Adrenal oncocytomas are rare tumours, with only approximately 160 cases reported in the literature. We report the use of urinary steroid profiling as part of their diagnostic evaluation and prognostication. A 45-year-old woman presented with clinical features of hyperandrogenism. Serum biochemistry confirmed androgen excess and computed tomography (CT) demonstrated a 3.2 cm adrenal tumour with density 39 HU pre-contrast.
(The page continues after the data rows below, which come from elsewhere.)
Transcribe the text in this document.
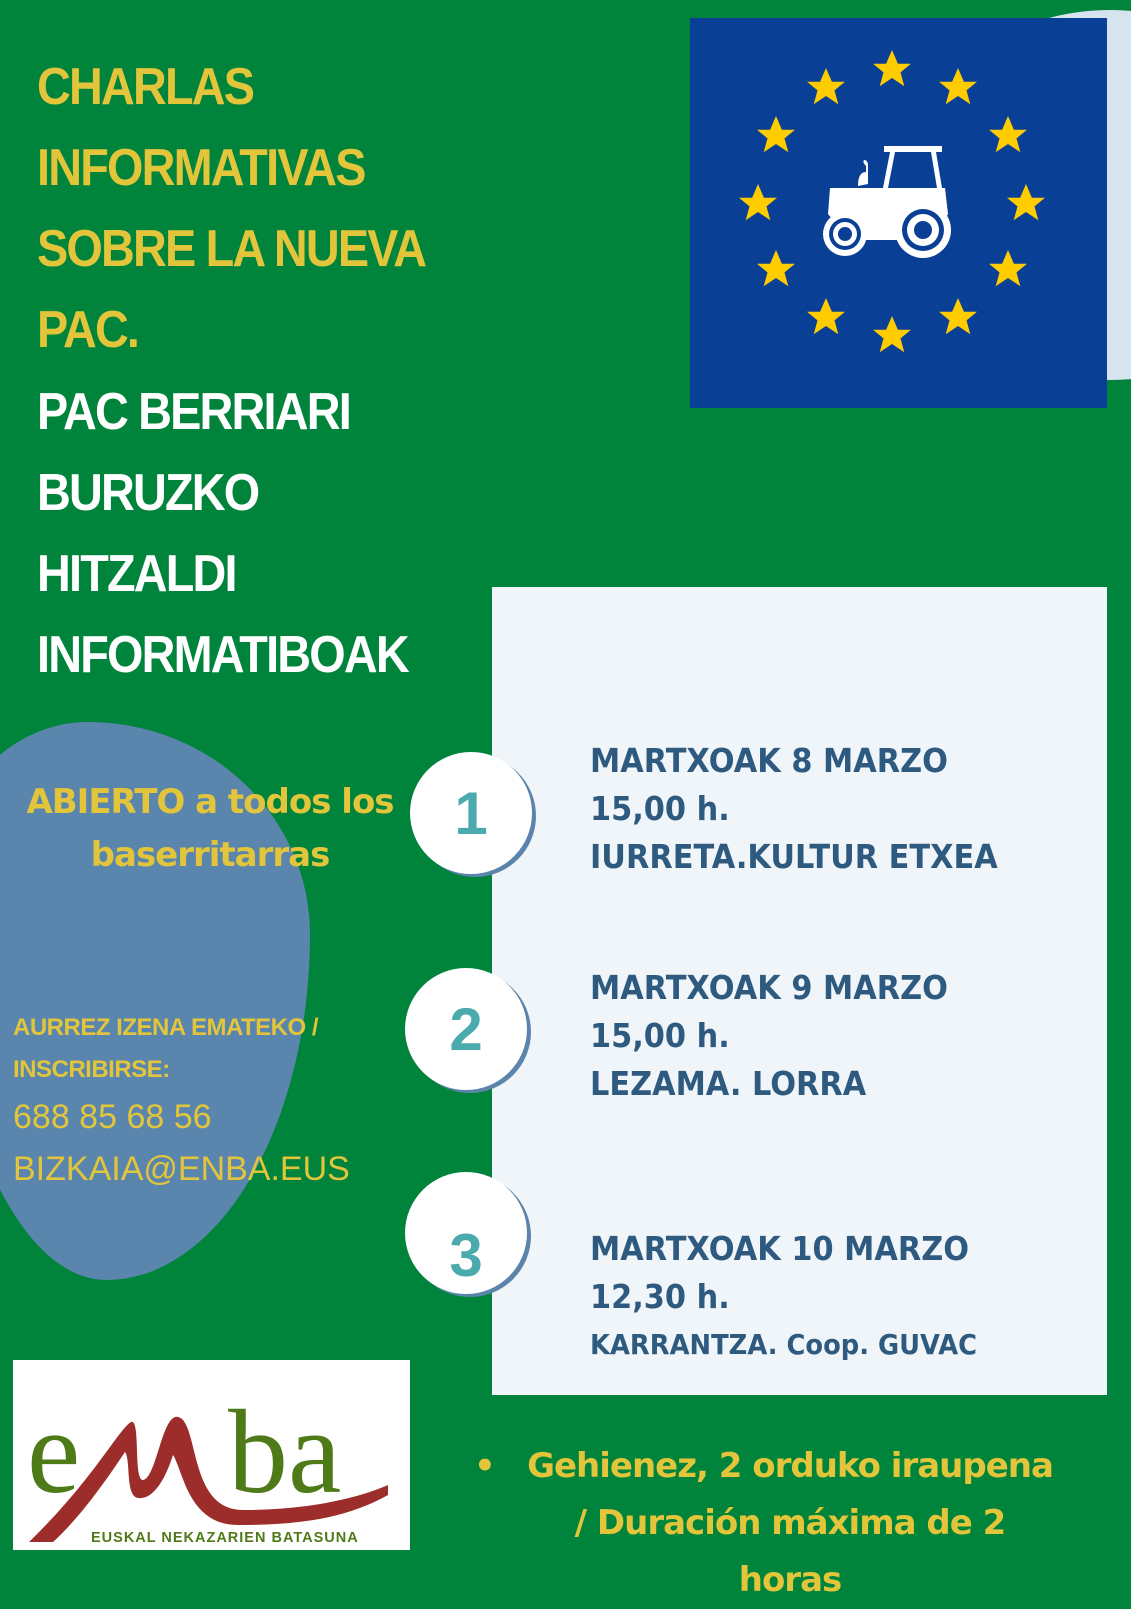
CHARLAS
INFORMATIVAS
SOBRE LA NUEVA
PAC.
PAC BERRIARI
BURUZKO
HITZALDI
INFORMATIBOAK
ABIERTO a todos los
baserritarras
AURREZ IZENA EMATEKO /
INSCRIBIRSE:
688 85 68 56
BIZKAIA@ENBA.EUS
1
2
3
MARTXOAK 8 MARZO
15,00 h.
IURRETA.KULTUR ETXEA
MARTXOAK 9 MARZO
15,00 h.
LEZAMA. LORRA
MARTXOAK 10 MARZO
12,30 h.
KARRANTZA. Coop. GUVAC
e ba
EUSKAL NEKAZARIEN BATASUNA
• Gehienez, 2 orduko iraupena
/ Duración máxima de 2
horas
Urine steroid profiling showed elevated tetrahydro-11 deoxycortisol (THS), which is associated with adrenal malignancy. Laparoscopic adrenalectomy was performed, and histopathology diagnosed adrenal oncocytoma. Serum and urinary biochemistry resolved post-operatively and remained normal at 1-year follow-up.

Learning points:

  • Differential diagnosis of adrenal masses is challenging. Current techniques for differentiating between tumour types lack sensitivity and specificity.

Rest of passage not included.